Are there any specific tenant protections in Blende I should know about?

Yes, Colorado has statewide source-of-income protection. This means you cannot refuse to rent to a tenant solely because of their lawful source of income (e.g., Section 8 vouchers). You must apply your screening criteria uniformly to all applicants.

Q6

What should I do if my tenant stops paying rent?

First, send a reminder. If payment isn't received, issue a 10-day pay-or-quit notice according to C.R.S. § 38-12. If the tenant doesn't pay or move out within those 10 days, you can then file an Unlawful Detainer lawsuit in Pueblo County court. Consider "cash for keys" as an alternative to a lengthy court battle.

06Score

What this score means for landlords2

A 4.8/10 places Blende in the 95th percentile of Colorado cities on the Eviction Risk Score index.

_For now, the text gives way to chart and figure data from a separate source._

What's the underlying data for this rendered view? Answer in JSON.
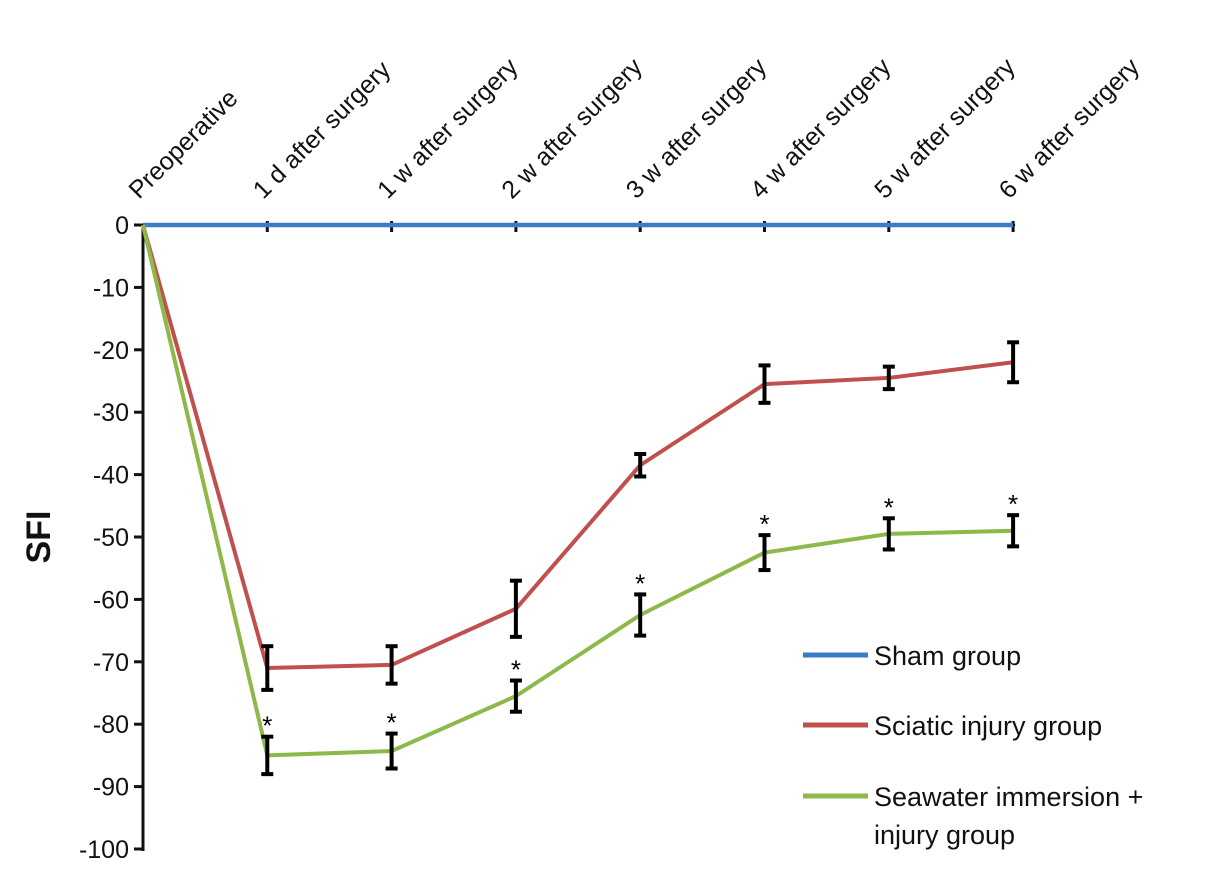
{
  "chart_data": {
    "type": "line",
    "xlabel": "",
    "ylabel": "SFI",
    "categories": [
      "Preoperative",
      "1 d after surgery",
      "1 w after surgery",
      "2 w after surgery",
      "3 w after surgery",
      "4 w after surgery",
      "5 w after surgery",
      "6 w after surgery"
    ],
    "y_ticks": [
      0,
      -10,
      -20,
      -30,
      -40,
      -50,
      -60,
      -70,
      -80,
      -90,
      -100
    ],
    "ylim": [
      -100,
      0
    ],
    "grid": false,
    "legend_position": "bottom-right",
    "series": [
      {
        "name": "Sham group",
        "color": "#3d7bc4",
        "values": [
          0,
          0,
          0,
          0,
          0,
          0,
          0,
          0
        ],
        "errors": [
          0,
          0,
          0,
          0,
          0,
          0,
          0,
          0
        ]
      },
      {
        "name": "Sciatic injury group",
        "color": "#c0504d",
        "values": [
          0,
          -71,
          -70.5,
          -61.5,
          -38.5,
          -25.5,
          -24.5,
          -22
        ],
        "errors": [
          0,
          3.5,
          3,
          4.5,
          1.8,
          3,
          1.8,
          3.2
        ]
      },
      {
        "name": "Seawater immersion + injury group",
        "legend_lines": [
          "Seawater immersion +",
          "injury group"
        ],
        "color": "#8db84a",
        "values": [
          0,
          -85,
          -84.3,
          -75.5,
          -62.5,
          -52.5,
          -49.5,
          -49
        ],
        "errors": [
          0,
          3,
          2.8,
          2.5,
          3.3,
          2.8,
          2.5,
          2.5
        ]
      }
    ],
    "significance_marker": "*",
    "significant_points": [
      1,
      2,
      3,
      4,
      5,
      6,
      7
    ]
  }
}
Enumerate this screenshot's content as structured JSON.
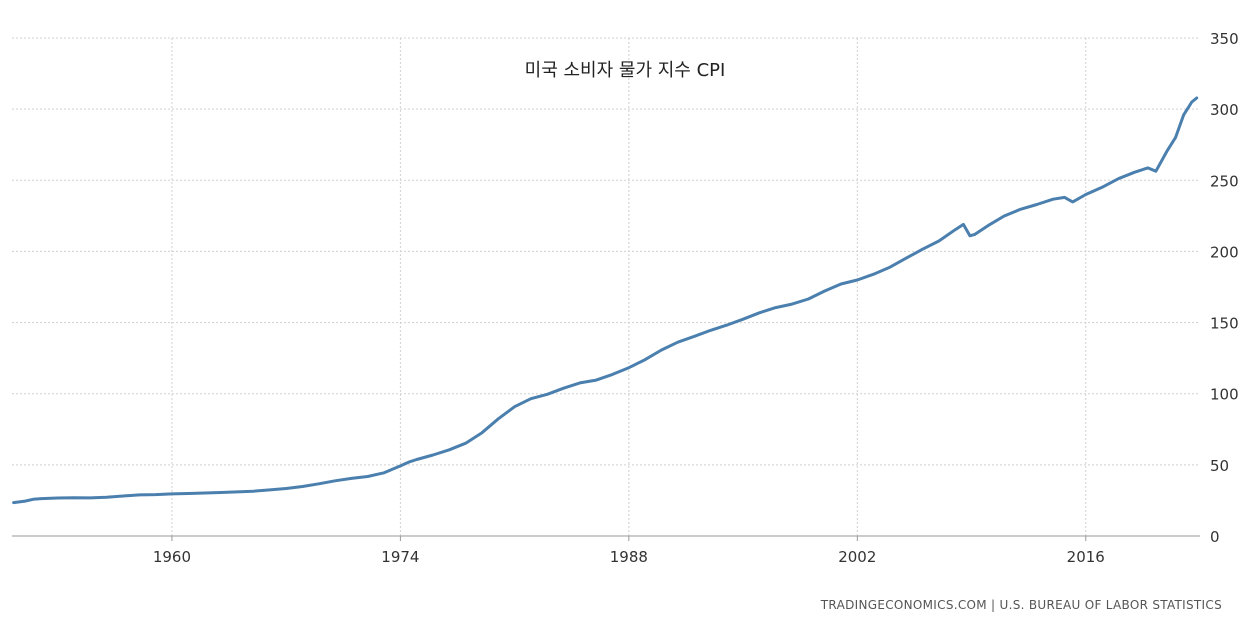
{
  "chart_data": {
    "type": "line",
    "title": "미국 소비자 물가 지수 CPI",
    "xlabel": "",
    "ylabel": "",
    "source": "TRADINGECONOMICS.COM  |  U.S. BUREAU OF LABOR STATISTICS",
    "xlim": [
      1950.2,
      2023.0
    ],
    "ylim": [
      0,
      350
    ],
    "x_ticks": [
      1960,
      1974,
      1988,
      2002,
      2016
    ],
    "y_ticks": [
      0,
      50,
      100,
      150,
      200,
      250,
      300,
      350
    ],
    "grid": true,
    "color": "#4a7fae",
    "series": [
      {
        "x": [
          1950.3,
          1951,
          1951.5,
          1952,
          1953,
          1954,
          1955,
          1956,
          1957,
          1958,
          1959,
          1960,
          1961,
          1962,
          1963,
          1964,
          1965,
          1966,
          1967,
          1968,
          1969,
          1970,
          1971,
          1972,
          1973,
          1974,
          1974.5,
          1975,
          1976,
          1977,
          1978,
          1979,
          1980,
          1981,
          1982,
          1983,
          1984,
          1985,
          1986,
          1987,
          1988,
          1989,
          1990,
          1991,
          1992,
          1993,
          1994,
          1995,
          1996,
          1997,
          1998,
          1999,
          2000,
          2001,
          2002,
          2003,
          2004,
          2005,
          2006,
          2007,
          2008,
          2008.5,
          2008.9,
          2009.2,
          2010,
          2011,
          2012,
          2013,
          2014,
          2014.7,
          2015.2,
          2016,
          2017,
          2018,
          2019,
          2019.8,
          2020.3,
          2021,
          2021.5,
          2022,
          2022.5,
          2022.8
        ],
        "values": [
          23.5,
          24.5,
          25.8,
          26.3,
          26.7,
          26.9,
          26.8,
          27.2,
          28.1,
          28.9,
          29.1,
          29.6,
          29.9,
          30.2,
          30.6,
          31.0,
          31.5,
          32.4,
          33.4,
          34.8,
          36.7,
          38.8,
          40.5,
          41.8,
          44.4,
          49.3,
          51.9,
          53.8,
          56.9,
          60.6,
          65.2,
          72.6,
          82.4,
          90.9,
          96.5,
          99.6,
          103.9,
          107.6,
          109.6,
          113.6,
          118.3,
          124.0,
          130.7,
          136.2,
          140.3,
          144.5,
          148.2,
          152.4,
          156.9,
          160.5,
          163.0,
          166.6,
          172.2,
          177.1,
          179.9,
          184.0,
          188.9,
          195.3,
          201.6,
          207.3,
          215.3,
          219.0,
          211.0,
          212.0,
          218.1,
          224.9,
          229.6,
          233.0,
          236.7,
          238.0,
          234.8,
          240.0,
          245.1,
          251.1,
          255.7,
          258.7,
          256.4,
          271.0,
          280.0,
          296.0,
          305.0,
          307.8
        ]
      }
    ]
  }
}
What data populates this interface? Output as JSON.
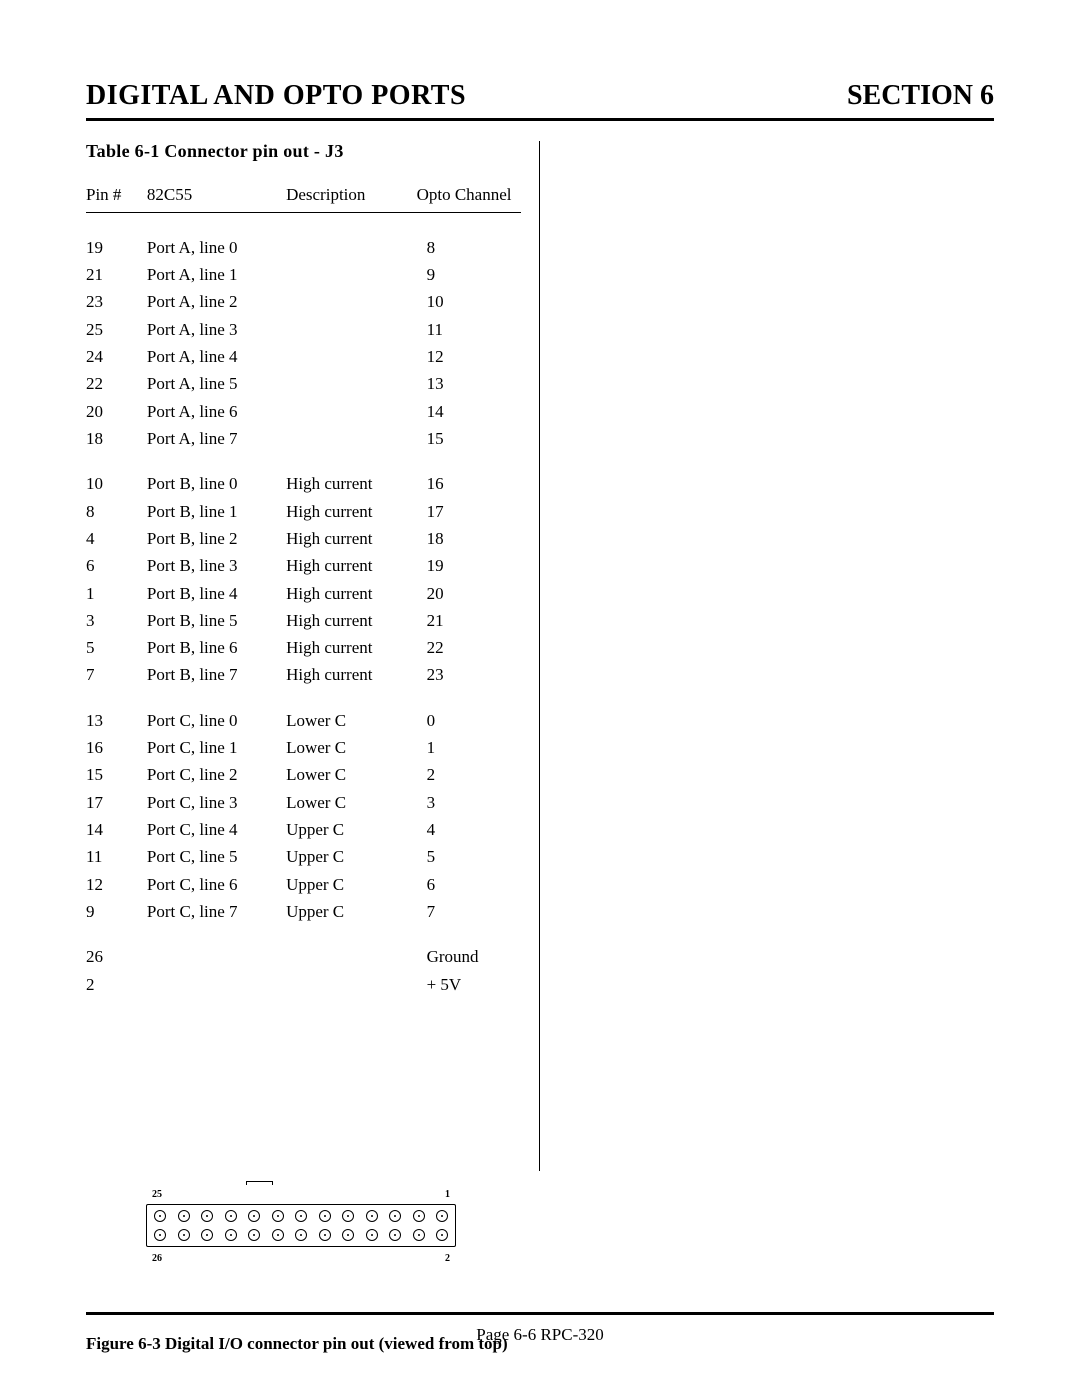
{
  "header": {
    "left": "DIGITAL AND OPTO PORTS",
    "right": "SECTION 6"
  },
  "table": {
    "caption": "Table 6-1   Connector pin out - J3",
    "columns": [
      "Pin #",
      "82C55",
      "Description",
      "Opto Channel"
    ],
    "groups": [
      [
        {
          "pin": "19",
          "port": "Port A, line 0",
          "desc": "",
          "opto": "8"
        },
        {
          "pin": "21",
          "port": "Port A, line 1",
          "desc": "",
          "opto": "9"
        },
        {
          "pin": "23",
          "port": "Port A, line 2",
          "desc": "",
          "opto": "10"
        },
        {
          "pin": "25",
          "port": "Port A, line 3",
          "desc": "",
          "opto": "11"
        },
        {
          "pin": "24",
          "port": "Port A, line 4",
          "desc": "",
          "opto": "12"
        },
        {
          "pin": "22",
          "port": "Port A, line 5",
          "desc": "",
          "opto": "13"
        },
        {
          "pin": "20",
          "port": "Port A, line 6",
          "desc": "",
          "opto": "14"
        },
        {
          "pin": "18",
          "port": "Port A, line 7",
          "desc": "",
          "opto": "15"
        }
      ],
      [
        {
          "pin": "10",
          "port": "Port B, line 0",
          "desc": "High current",
          "opto": "16"
        },
        {
          "pin": "8",
          "port": "Port B, line 1",
          "desc": "High current",
          "opto": "17"
        },
        {
          "pin": "4",
          "port": "Port B, line 2",
          "desc": "High current",
          "opto": "18"
        },
        {
          "pin": "6",
          "port": "Port B, line 3",
          "desc": "High current",
          "opto": "19"
        },
        {
          "pin": "1",
          "port": "Port B, line 4",
          "desc": "High current",
          "opto": "20"
        },
        {
          "pin": "3",
          "port": "Port B, line 5",
          "desc": "High current",
          "opto": "21"
        },
        {
          "pin": "5",
          "port": "Port B, line 6",
          "desc": "High current",
          "opto": "22"
        },
        {
          "pin": "7",
          "port": "Port B, line 7",
          "desc": "High current",
          "opto": "23"
        }
      ],
      [
        {
          "pin": "13",
          "port": "Port C, line 0",
          "desc": "Lower C",
          "opto": "0"
        },
        {
          "pin": "16",
          "port": "Port C, line 1",
          "desc": "Lower C",
          "opto": "1"
        },
        {
          "pin": "15",
          "port": "Port C, line 2",
          "desc": "Lower C",
          "opto": "2"
        },
        {
          "pin": "17",
          "port": "Port C, line 3",
          "desc": "Lower C",
          "opto": "3"
        },
        {
          "pin": "14",
          "port": "Port C, line 4",
          "desc": "Upper C",
          "opto": "4"
        },
        {
          "pin": "11",
          "port": "Port C, line 5",
          "desc": "Upper C",
          "opto": "5"
        },
        {
          "pin": "12",
          "port": "Port C, line 6",
          "desc": "Upper C",
          "opto": "6"
        },
        {
          "pin": "9",
          "port": "Port C, line 7",
          "desc": "Upper C",
          "opto": "7"
        }
      ],
      [
        {
          "pin": "26",
          "port": "",
          "desc": "",
          "opto": "Ground"
        },
        {
          "pin": "2",
          "port": "",
          "desc": "",
          "opto": "+ 5V"
        }
      ]
    ]
  },
  "connector": {
    "pins_per_row": 13,
    "labels": {
      "top_left": "25",
      "top_right": "1",
      "bottom_left": "26",
      "bottom_right": "2"
    }
  },
  "figure_caption": "Figure 6-3 Digital I/O connector pin out (viewed from top)",
  "footer": "Page 6-6   RPC-320"
}
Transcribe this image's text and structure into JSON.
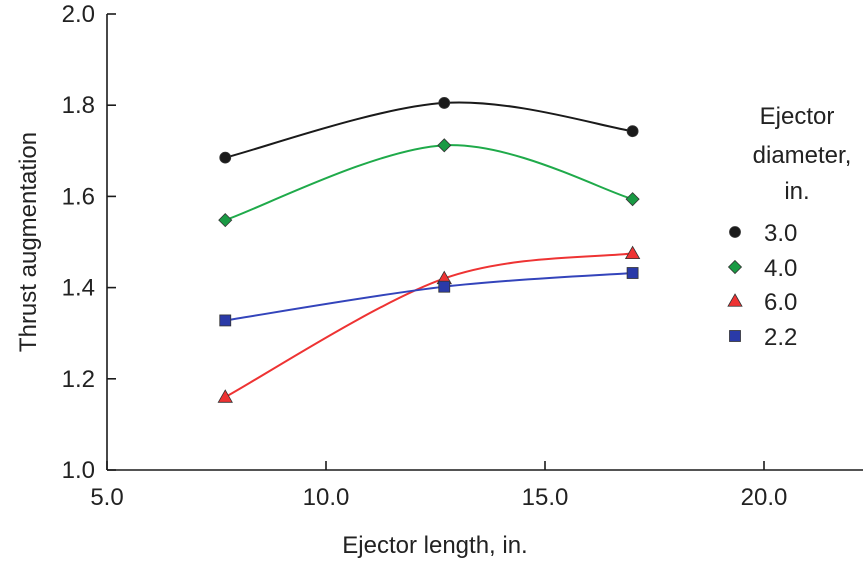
{
  "chart_data": {
    "type": "line",
    "title": "",
    "xlabel": "Ejector length, in.",
    "ylabel": "Thrust augmentation",
    "xlim": [
      5.0,
      22.5
    ],
    "ylim": [
      1.0,
      2.0
    ],
    "x_ticks": [
      5.0,
      10.0,
      15.0,
      20.0
    ],
    "x_tick_labels": [
      "5.0",
      "10.0",
      "15.0",
      "20.0"
    ],
    "y_ticks": [
      1.0,
      1.2,
      1.4,
      1.6,
      1.8,
      2.0
    ],
    "y_tick_labels": [
      "1.0",
      "1.2",
      "1.4",
      "1.6",
      "1.8",
      "2.0"
    ],
    "grid": false,
    "legend": {
      "title_lines": [
        "Ejector",
        "diameter,",
        "in."
      ],
      "placement": "right"
    },
    "series": [
      {
        "name": "3.0",
        "marker": "circle",
        "color": "#1a1a1a",
        "marker_color": "#1a1a1a",
        "x": [
          7.7,
          12.7,
          17.0
        ],
        "values": [
          1.685,
          1.805,
          1.743
        ]
      },
      {
        "name": "4.0",
        "marker": "diamond",
        "color": "#1faa4a",
        "marker_color": "#1a9a44",
        "x": [
          7.7,
          12.7,
          17.0
        ],
        "values": [
          1.548,
          1.712,
          1.594
        ]
      },
      {
        "name": "6.0",
        "marker": "triangle",
        "color": "#ee3333",
        "marker_color": "#ee3333",
        "x": [
          7.7,
          12.7,
          17.0
        ],
        "values": [
          1.16,
          1.42,
          1.475
        ]
      },
      {
        "name": "2.2",
        "marker": "square",
        "color": "#3344bb",
        "marker_color": "#2a3aa8",
        "x": [
          7.7,
          12.7,
          17.0
        ],
        "values": [
          1.328,
          1.402,
          1.432
        ]
      }
    ]
  }
}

The score is the average of the nine sub-axes, all calibrated on a national 1 to 10 scale where 1 is most landlord-friendly and 10 is most tenant-protective. The 50-year reconstruction shows this score has risen sharply since 1976, a structural drift driven by court-calendar growth, rent-control adoption, and the rise of tenant-side legal aid. The trajectory matters more than the snapshot: the score is the climate, not the weather.